Once the cable was free, I tied a string around the end, so that when I pulled out the old antenna, the string would be pulled along the cable's path inside the car body. This is probably the most important step in the replacement process, as you'll see on the next page.
Next we moved to the exterior of the car. I quickly realized how convenient it was having the antenna located over one of the front window pillars (the posts holding up the roof of the car). This placement made for the most simple and direct cable path. After removing two screws, it was easy to pull the antenna cable out of the pillar. The cable is attached to the old antenna housing, so it pulls right out. And along with the antenna cable came my fancy string.
Old antenna out, new antenna in
Once the old antenna was out of the car, I happily cut the string and discarded the antenna housing and cable. I then tied the string around the connector on the new antenna cable, and fed the cable through the opening in the car's roof.
It sure helped to have someone else on hand during this step. My cameraman guided the new antenna mast and housing into the car from above, while I used the string to pull the cable into the car's interior, down through the pillar and into the kick panel. That's where the string was a vital component of the installation, allowing me to guide the cable end toward the access hole inside the car. I then had to use my fingers to dig the cable end out of the car body.
Once I had the connector in my hand, I gently pulled the length of the cable through the opening and into the floorboard. From there, after removing the string, it was a simple matter to route the cable along the underside of the dash to the FM modulator. I pushed the cable into the retaining clips to secure it and plugged the end into the FM modulator.
Finally, inside the car, I replaced the kick panel and under-dash shroud. Outside, I inserted the screws through the new antenna's mount to secure it to the car. But does it work?
Tightening the final screw.
The final analysis
A "professional" installer would've tested the antenna before completing those last two steps, but I was on a roll and had no time for quality assurance! After everything was back in place, I turned on the radio. Ah! The local rock station came on over the long-unused preset. I pushed each preset button in turn, remembering the corresponding station almost instinctively, like a bird navigating its way home in the spring. I now have a functional FM radio again.
Total elapsed installation time: about 20 minutes.
Overall, replacing my radio antenna was a simple, pain-free process. Looking back, I had several things working in my favor:
- Since I'd already re-routed the antenna connector to an easily-accessed FM modulator, I didn't have to remove the stereo.
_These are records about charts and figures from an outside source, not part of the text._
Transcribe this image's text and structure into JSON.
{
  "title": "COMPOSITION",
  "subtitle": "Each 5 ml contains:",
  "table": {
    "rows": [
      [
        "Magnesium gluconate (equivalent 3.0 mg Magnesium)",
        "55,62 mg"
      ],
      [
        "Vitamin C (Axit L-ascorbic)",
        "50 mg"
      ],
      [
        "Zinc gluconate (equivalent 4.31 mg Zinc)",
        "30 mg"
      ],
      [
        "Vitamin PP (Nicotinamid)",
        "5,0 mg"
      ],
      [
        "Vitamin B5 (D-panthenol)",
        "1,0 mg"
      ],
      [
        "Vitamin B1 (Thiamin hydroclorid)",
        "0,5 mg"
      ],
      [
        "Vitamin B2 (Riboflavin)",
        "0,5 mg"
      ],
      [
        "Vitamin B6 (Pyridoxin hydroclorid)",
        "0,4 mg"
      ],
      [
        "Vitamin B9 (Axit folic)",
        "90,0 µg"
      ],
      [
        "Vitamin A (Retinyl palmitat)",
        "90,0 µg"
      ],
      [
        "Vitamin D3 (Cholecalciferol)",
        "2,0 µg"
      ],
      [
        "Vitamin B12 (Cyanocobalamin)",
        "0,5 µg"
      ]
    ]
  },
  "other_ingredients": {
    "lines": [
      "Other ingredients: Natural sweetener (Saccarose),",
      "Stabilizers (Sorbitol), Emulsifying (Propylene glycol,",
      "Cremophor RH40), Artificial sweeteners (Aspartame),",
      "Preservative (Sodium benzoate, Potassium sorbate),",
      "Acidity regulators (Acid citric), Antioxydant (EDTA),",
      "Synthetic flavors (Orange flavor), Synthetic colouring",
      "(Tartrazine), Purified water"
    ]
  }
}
- My antenna is located over a front pillar, minimizing the cable run through the car.
Had either of these things been different, the installation would've taken longer and been more difficult. The radio in my car is difficult to remove, due to a securing screw located on the back of the stereo that's very hard to reach. And if the antenna had been on a fender (especially on a rear fender), then I would have had a longer cable run to deal with.
If you divide the antenna replacement into sections, it's easier to comprehend and organize the job:
- remove the stereo;
- trace and pull old antenna cable out;
- pull new cable in;
- put it all back together.
Final word on antenna replecement: it's all about the string. Without that little ball of string, snaking the antenna cable through the car body would be hit or miss. With lots of miss. And now, I'm off to catch a band showdown on the local independent radio station. The lineup is the White Stripes vs. the Wiggles — I'm not joking.